An escape hatch, yes it would work, but the hardship would be on the user.
Here it is: https://github.com/green-coder/vrac/blob/diy-furry/src/vrac/model.cljc#L25-L30
The escape hatch may not work well for the user in the case the model is using recursion, like in this example. That would become Malli -> fn -> Malli -> fn ...
Hi all! I've been working for a while on fabricate
, a static website generator that takes advantage of malli
in order to both provide a model for semantically valid HTML/Hiccup forms and to define its own order of operations. I wrote a post about my experience using malli
schemas to define a finite state machine that dispatches functions on the basis of the schemas matched by the data passed in to them, which I have taken to calling "finite schema machines."
https://fabricate-site.github.io/fabricate/finite-schema-machines.html
I'd be really interested in what other users of malli
think about this concept. It's highly experimental, but I've already found it quite interesting and useful.
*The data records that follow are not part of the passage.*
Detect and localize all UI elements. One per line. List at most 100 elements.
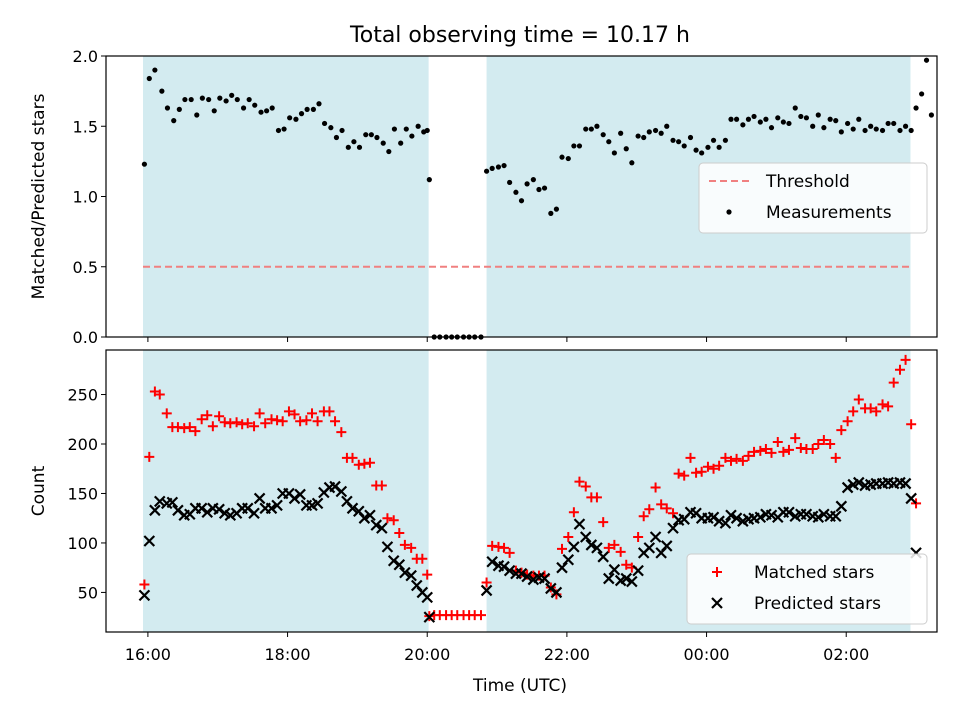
- matched-star-point: [196, 414, 207, 425]
- matched-star-point: [422, 569, 433, 580]
- measurement-point: [775, 115, 781, 121]
- predicted-star-point: [393, 558, 406, 571]
- x-tick-label: 20:00: [404, 645, 450, 664]
- measurement-point: [328, 125, 334, 131]
- legend-box: [686, 553, 928, 625]
- matched-star-point: [842, 416, 853, 427]
- predicted-star-point: [841, 481, 854, 494]
- measurement-point: [548, 210, 554, 216]
- measurement-point: [176, 106, 182, 112]
- matched-star-point: [755, 445, 766, 456]
- measurement-point: [229, 92, 235, 98]
- measurement-point: [530, 177, 536, 183]
- matched-star-point: [685, 452, 696, 463]
- chart-title: Total observing time = 10.17 h: [349, 23, 690, 48]
- predicted-star-point: [364, 509, 376, 522]
- matched-star-point: [807, 443, 818, 454]
- measurement-point: [763, 116, 769, 122]
- measurement-point: [733, 116, 740, 122]
- matched-star-point: [708, 463, 719, 474]
- matched-star-point: [778, 446, 789, 457]
- measurement-point: [815, 112, 821, 118]
- predicted-star-point: [253, 492, 266, 505]
- predicted-star-point: [271, 499, 283, 512]
- matched-star-point: [813, 439, 824, 449]
- predicted-star-point: [719, 517, 732, 529]
- measurement-point: [868, 123, 874, 129]
- legend-bottom: Matched stars Predicted stars: [686, 553, 928, 625]
- y-axis-label-bottom: Count: [29, 465, 49, 516]
- matched-star-point: [783, 444, 794, 455]
- matched-star-point: [161, 408, 172, 419]
- predicted-star-point: [503, 564, 516, 577]
- measurement-point: [780, 119, 786, 125]
- measurement-point: [188, 96, 194, 103]
- matched-star-point: [836, 425, 847, 436]
- measurement-point: [803, 115, 810, 121]
- matched-star-point: [621, 559, 632, 570]
- measurement-point: [258, 109, 264, 115]
- measurement-point: [141, 161, 148, 167]
- y-tick-label: 0.0: [73, 328, 98, 347]
- measurement-point: [693, 147, 699, 153]
- measurement-point: [745, 116, 752, 122]
- measurement-point: [611, 150, 617, 156]
- matched-star-point: [772, 437, 783, 448]
- measurement-point: [792, 105, 798, 111]
- matched-star-point: [906, 419, 917, 430]
- matched-star-point: [399, 539, 410, 550]
- predicted-star-point: [568, 541, 580, 553]
- predicted-star-point: [201, 506, 214, 519]
- measurement-point: [885, 120, 891, 127]
- measurement-point: [391, 126, 398, 132]
- predicted-star-point: [248, 507, 260, 520]
- observing-window-0: [143, 56, 429, 337]
- matched-star-point: [504, 547, 515, 558]
- matched-star-point: [475, 610, 486, 621]
- measurement-point: [681, 143, 687, 149]
- measurement-point: [199, 95, 205, 101]
- measurement-point: [699, 150, 705, 156]
- predicted-star-point: [829, 510, 842, 523]
- y-tick-label: 200: [67, 435, 98, 454]
- y-tick-label: 250: [67, 386, 98, 405]
- predicted-star-point: [649, 531, 662, 543]
- measurement-point: [146, 75, 152, 82]
- measurement-point: [664, 123, 670, 129]
- measurement-point: [923, 57, 930, 63]
- measurement-point: [380, 140, 386, 146]
- predicted-star-point: [754, 511, 767, 523]
- matched-star-point: [184, 422, 195, 433]
- legend-label: Threshold: [765, 172, 850, 192]
- legend-label: Predicted stars: [754, 594, 881, 614]
- matched-star-point: [883, 401, 894, 412]
- matched-star-point: [283, 406, 294, 417]
- matched-star-point: [214, 411, 225, 422]
- measurement-point: [194, 112, 200, 118]
- predicted-star-point: [521, 570, 533, 583]
- measurement-point: [524, 181, 530, 187]
- predicted-star-point: [138, 589, 151, 602]
- measurement-point: [646, 129, 652, 135]
- predicted-star-point: [660, 540, 673, 552]
- measurement-point: [321, 120, 328, 127]
- matched-star-point: [888, 377, 899, 388]
- y-tick-label: 2.0: [73, 47, 98, 66]
- measurement-point: [252, 102, 258, 108]
- matched-star-point: [144, 451, 155, 462]
- measurement-point: [629, 160, 635, 166]
- measurement-point: [722, 137, 729, 143]
- measurement-point: [908, 127, 914, 134]
- measurement-point: [850, 126, 856, 132]
- matched-star-point: [563, 532, 574, 543]
- matched-star-point: [760, 443, 771, 454]
- series-predicted-stars: [138, 476, 922, 623]
- measurement-point: [368, 132, 374, 138]
- predicted-star-point: [335, 485, 348, 498]
- measurement-point: [363, 132, 369, 138]
- predicted-star-point: [376, 522, 388, 534]
- matched-star-point: [650, 482, 661, 493]
- measurement-point: [374, 134, 380, 141]
- measurement-point: [541, 185, 548, 191]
This looks very interesting and I've had FSMs on my mind recently. Will need to give a deeper look
I've never worked with dependent types, but my impression of malli
is that you get a lot of the benefits of dependent types without a static type system. that said, when I think about how to validate/check these FSM definitions for cycles or non-termination at definition/compile time, I wonder how close I'm actually getting to reinventing a type system.